Ulta Beauty (NASDAQ:ULTA) recently announced fourth-quarter earnings results that ended its fiscal year on a positive note. Sales growth sped up during the holiday shopping period despite the weak demand for makeup products across the industry. The retailer's wider 2019 was marked by a few struggles, though, including slowing customer traffic gains and reduced profitability.
In a conference call with Wall Street analysts last week, CEO Mary Dillon and her team discussed those hits and misses while giving the most detailed outlook possible for a 2020 year that's likely to include significant sales pressures from the COVID-19 outbreak.
Below are a few highlights from the conference call.
Finishing the year strong
"We knew the fourth quarter would be challenging given both the category headwinds in makeup and the fact that we are lapping a very strong fourth quarter last year," Dillon said, "but our enhanced omnichannel capabilities combined with our merchandise exclusives and cross-category marketing events helped us deliver a successful quarter."
Ulta's 4% sales boost was at the high end of management's early December forecast and constituted a growth rebound when compared with the prior quarter. Executives said successful initiatives like its Ulta Beauty Fest promotion helped keep customer traffic rising in stores. The chain also benefited from a strong merchandising plan and a 30% spike in online sales.
Ulta stood out from its retailing peers during the quarter, which is a testament to its operating model. "We increased market share across all major beauty categories," Dillon said.
Soft spots in the earnings report
"We expected to be more promotional in the quarter to offset the headwinds we're experiencing in the color cosmetics category, and did indeed implement incremental promotions," CFO Scott Settersten said.

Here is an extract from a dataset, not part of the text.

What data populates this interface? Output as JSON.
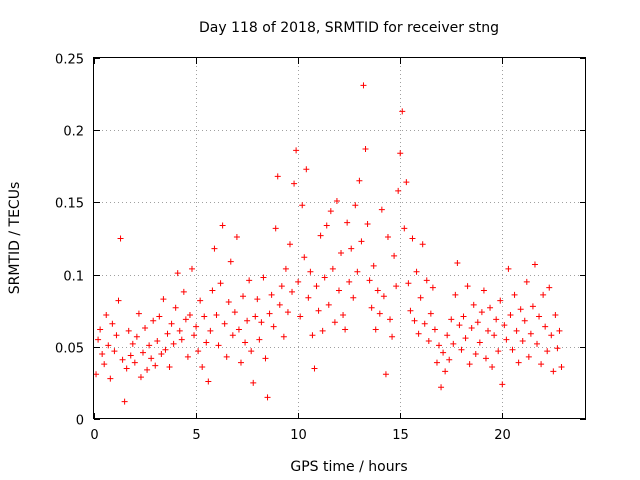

Looking deeper into the results reveals a few stubborn growth challenges. Ulta noted a continued decline in its core makeup category, which fell to 48% of the total sales base from 51%, as that industry niche contracted.
The company offset most of the slump with better sales in areas like skincare and fragrances, but earnings were still pressured by the sales shift and by investments in the e-commerce segment. Overall, the operating margin fell for the third straight year, landing at 12.1% compared with its high of 13.5% in 2017.
Looking ahead to 2020
"While we are investing at a lower pace in 2020 than we did in 2019," Settersten said, "we expect that investments to support international expansion, personalization, digital store of the future, and other IT capabilities will result in about 60 basis points of [selling, general, and administrative] headwind in 2020."
The 2020 outlook is weak on both the top and bottom lines, with comps expected to slow again as operating margin ticks down for a fourth straight year. In the context of a shrinking industry, though, that result would mean Ulta is still strengthening its hold on the beauty retailing niche. The profitability drop is mainly coming from management's choice to invest in growth areas like its loyalty program and the international expansion into Canada. Its core retailing business is strong, as demonstrated by Ulta's robust customer traffic growth over the holiday season.
The outlook doesn't reflect any potential disruption to supply or demand tied to the novel coronavirus pandemic, which recent retail closings all but ensure. For now, Ulta's priority is to keep customers and employees healthy and safe while supporting more social distancing. To that end, the consumer staples giant has suspended its physical retailing offerings in the U.S and is only relying on its e-commerce business at least through the end of March.